To boldly go ... to Framingham: A trek to fan con Super Megafest

Super Megafest offers the relics of our escapist fantasies. Make it so.
By S.I. ROSENBAUM  |  January 5, 2011

SET TO STUN From former Monkee Peter Tork arm-wrestling WWE Hall of Famer Tony Atlas

The entire 20th century is crammed into a ballroom in the Sheraton hotel.

It's all here at Super Megafest: the Beatles in their Yellow Submarine, the Scarecrow and Mrs. King, the Creature from the Black Lagoon. A hundred years' worth of fevered nerdery. It's hard to take it all in. There's Han Solo's pistol! There's the Enterprise communicator! I fall to my knees in front of a tub of action figures, little effigies, and dig my hands through the cool plastic bodies.

These days, fandom has gone mainstream. Every movie producer has to show up to San Diego Comicon; it's not even embarrassing. And then there are celebrity-free cons, run by fans for fans — Boston alone has Arisia, held January 14 to 17, and Boskone, coming up next month.

Super Megafest is something different. Organized by a private company, it's a kind of merch orgy/B-list-celebrity petting zoo. Only here can you see Chewbacca, Big Bird, the guy who played that one rebel officer on Hoth, Marina Sirtis, some wrestlers, Christopher Lloyd, a guy who was in a movie once with Bruce Lee, Peter Tork, and the Playboy Playmate of the Year from 1982.

The 20th century, man. Every mask we ever wore. Every escape we ever made.


Batman is out front, leaning on the Batmobile. It looks like the model from the 1960s series; Batman is wearing a satin cape. He's kind of tired-looking, like he just got home from work and it wasn't a good day.

There's a guy next to him who's answering questions about the car, but Batman isn't looking up at all. What do you want from me?, his bent shoulders seem to ask. What do I want from him? This isn't Gotham City. This is a fucking Sheraton in Framingham.


Inside, the hotel is packed with people. Many of them are, like me, reasonably attractive, young, and okay-smelling. In addition, as at all cons like this, there's also a high proportion of people with severe facial disfigurements, neurological disorders, and regrettable haircuts.

I know there's no real difference between me and them, though. We're all here because at some point in our lives we needed a place to hide.

We inch down a long hallway, get tagged and ticketed, and spill into a ballroom full of . . . oh my God.

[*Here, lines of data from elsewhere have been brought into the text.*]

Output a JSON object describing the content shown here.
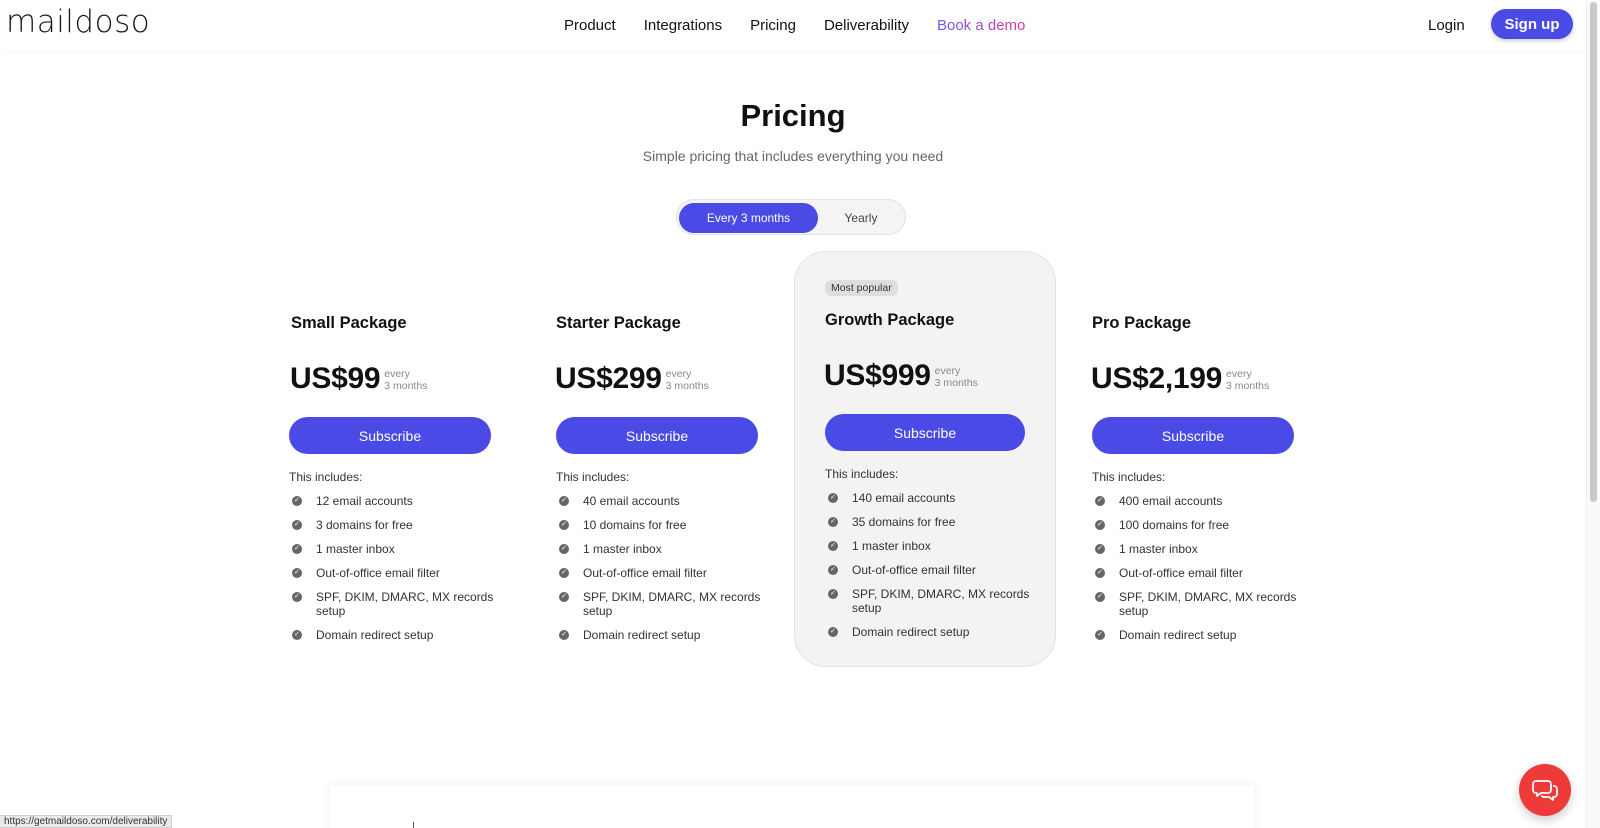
{
  "header": {
    "logo": "maildoso",
    "nav": {
      "product": "Product",
      "integrations": "Integrations",
      "pricing": "Pricing",
      "deliverability": "Deliverability",
      "demo": "Book a demo"
    },
    "login": "Login",
    "signup": "Sign up"
  },
  "main": {
    "title": "Pricing",
    "subtitle": "Simple pricing that includes everything you need",
    "toggle": {
      "active": "Every 3 months",
      "inactive": "Yearly"
    },
    "packages": [
      {
        "name": "Small Package",
        "price": "US$99",
        "period_1": "every",
        "period_2": "3 months",
        "cta": "Subscribe",
        "includes": "This includes:",
        "features": [
          "12 email accounts",
          "3 domains for free",
          "1 master inbox",
          "Out-of-office email filter",
          "SPF, DKIM, DMARC, MX records setup",
          "Domain redirect setup"
        ]
      },
      {
        "name": "Starter Package",
        "price": "US$299",
        "period_1": "every",
        "period_2": "3 months",
        "cta": "Subscribe",
        "includes": "This includes:",
        "features": [
          "40 email accounts",
          "10 domains for free",
          "1 master inbox",
          "Out-of-office email filter",
          "SPF, DKIM, DMARC, MX records setup",
          "Domain redirect setup"
        ]
      },
      {
        "badge": "Most popular",
        "name": "Growth Package",
        "price": "US$999",
        "period_1": "every",
        "period_2": "3 months",
        "cta": "Subscribe",
        "includes": "This includes:",
        "features": [
          "140 email accounts",
          "35 domains for free",
          "1 master inbox",
          "Out-of-office email filter",
          "SPF, DKIM, DMARC, MX records setup",
          "Domain redirect setup"
        ]
      },
      {
        "name": "Pro Package",
        "price": "US$2,199",
        "period_1": "every",
        "period_2": "3 months",
        "cta": "Subscribe",
        "includes": "This includes:",
        "features": [
          "400 email accounts",
          "100 domains for free",
          "1 master inbox",
          "Out-of-office email filter",
          "SPF, DKIM, DMARC, MX records setup",
          "Domain redirect setup"
        ]
      }
    ]
  },
  "status_bar": {
    "url": "https://getmaildoso.com/deliverability"
  },
  "icons": {
    "check": "check-circle-icon",
    "chat": "chat-bubble-icon"
  },
  "colors": {
    "accent": "#4a4ae6",
    "chat": "#ef3a3a"
  }
}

It's full of merch. Big tables of merch. Shelves of it. Despite myself, I feel a tug toward certain objects — not the T-shirts or the action figures, but the artifacts on display: Scully's FBI badge. The TARDIS key. I feel like I've found this place where all these things are almost real. Almost within reach.

I float around for a while in a daze. For about half an hour it remains enchanting.

PHOTOS: Scenes from Super MegaFest, by Derek Kouyoumjian

But there's also something about Super Megafest that makes it harder to suspend disbelief, something that underscores the fakeness of these things. All these relics that once meant so much to us, these things that at one time or another saved our lives — it's all crap.